◆月夜のたぬき
絵本の中で、たぬきは月がすべって降りてくる光景に出会います。
水の音の気配に大急ぎで行ってみると、こんもりとした森の中に池が広がっています。その池の中で浮いたり、もぐったり月は遊んでいるのです。
月が遊ぶ池、そして、それを池のほとりでみつめるたぬき。たぬきはびっくりして、おなかをきゅうっとつかみながらも、池で遊ぶ月を見守り続けます。
静かな時が、ゆったりと流れます。
◆あきれるほどの時間
子どものころは、あきれるほどの時間を持っていたように思います。忘れられないいくつかの月もある。
田舎からの帰り、車の中から見た月。
親戚の人を送った帰り、どこまでも追いかけられた月。
その色、明るさまで覚えています。
でも、それは時間の長さではなかったのかもしれません。時間に換算すれば、ほんの数分だったのかもしれない。子どものわたしは、わたしは没頭する『時』を持っていましたね。
じっとみつめ、ただながめ…する『時』。
それにひきかえ、今は何をしていても落ち着かない。次はなにをするんだっけ。お夕飯のお買い物はなんだっけ。
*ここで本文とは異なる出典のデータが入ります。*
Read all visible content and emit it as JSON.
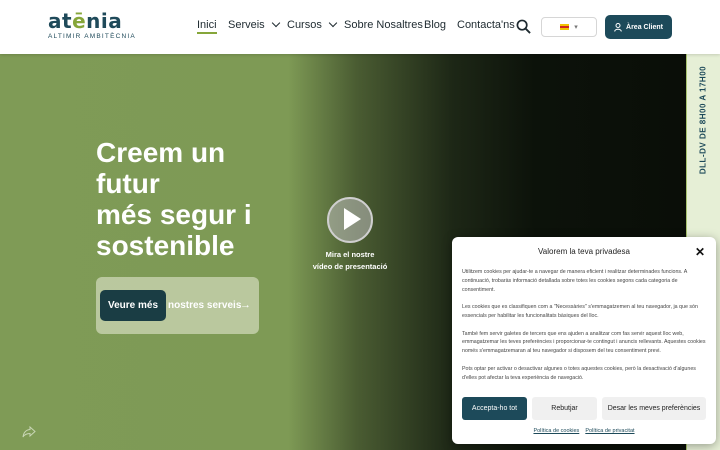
{
  "brand": {
    "name_start": "at",
    "name_accent": "ē",
    "name_end": "nia",
    "tagline": "ALTIMIR AMBITÈCNIA"
  },
  "nav": {
    "items": [
      {
        "label": "Inici"
      },
      {
        "label": "Serveis"
      },
      {
        "label": "Cursos"
      },
      {
        "label": "Sobre Nosaltres"
      },
      {
        "label": "Blog"
      },
      {
        "label": "Contacta'ns"
      }
    ],
    "client_area": "Àrea Client"
  },
  "hero": {
    "title_lines": [
      "Creem un",
      "futur",
      "més segur i",
      "sostenible"
    ],
    "cta_button": "Veure més",
    "cta_link": "nostres serveis",
    "cta_arrow": "→",
    "video_label_line1": "Mira el nostre",
    "video_label_line2": "vídeo de presentació"
  },
  "side_strip": {
    "text": "DLL-DV  DE 8H00 A 17H00"
  },
  "cookie_modal": {
    "title": "Valorem la teva privadesa",
    "close": "✕",
    "paragraphs": [
      "Utilitzem cookies per ajudar-te a navegar de manera eficient i realitzar determinades funcions. A continuació, trobaràs informació detallada sobre totes les cookies segons cada categoria de consentiment.",
      "Les cookies que es classifiquen com a \"Necessàries\" s'emmagatzemen al teu navegador, ja que són essencials per habilitar les funcionalitats bàsiques del lloc.",
      "També fem servir galetes de tercers que ens ajuden a analitzar com fas servir aquest lloc web, emmagatzemar les teves preferències i proporcionar-te contingut i anuncis rellevants. Aquestes cookies només s'emmagatzemaran al teu navegador si disposem del teu consentiment previ.",
      "Pots optar per activar o desactivar algunes o totes aquestes cookies, però la desactivació d'algunes d'elles pot afectar la teva experiència de navegació."
    ],
    "accept": "Accepta-ho tot",
    "reject": "Rebutjar",
    "preferences": "Desar les meves preferències",
    "link_cookies": "Política de cookies",
    "link_privacy": "Política de privacitat"
  },
  "colors": {
    "primary": "#1d4a5a",
    "accent": "#86a63a",
    "strip": "#e6efd6"
  }
}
仕事のこと、子どものこと、家のこと、わたしの頭の中はグルグルと雑多なものでうごめいています。
それもまた、よしとしましょう。いつかまた、無限のときを感じて、月をながめる日がくるかもしれませんものね。
◆保育園の子どもがね
保育園で『つきよ』を読みました。
なかなかに大人な絵本です。
子どもたちわかるかな、って思いながら。
2才の女の子、
読んでる間、たぬきと一緒に、おなかをきゅうっとつかんでいました。きゅうっと…ね。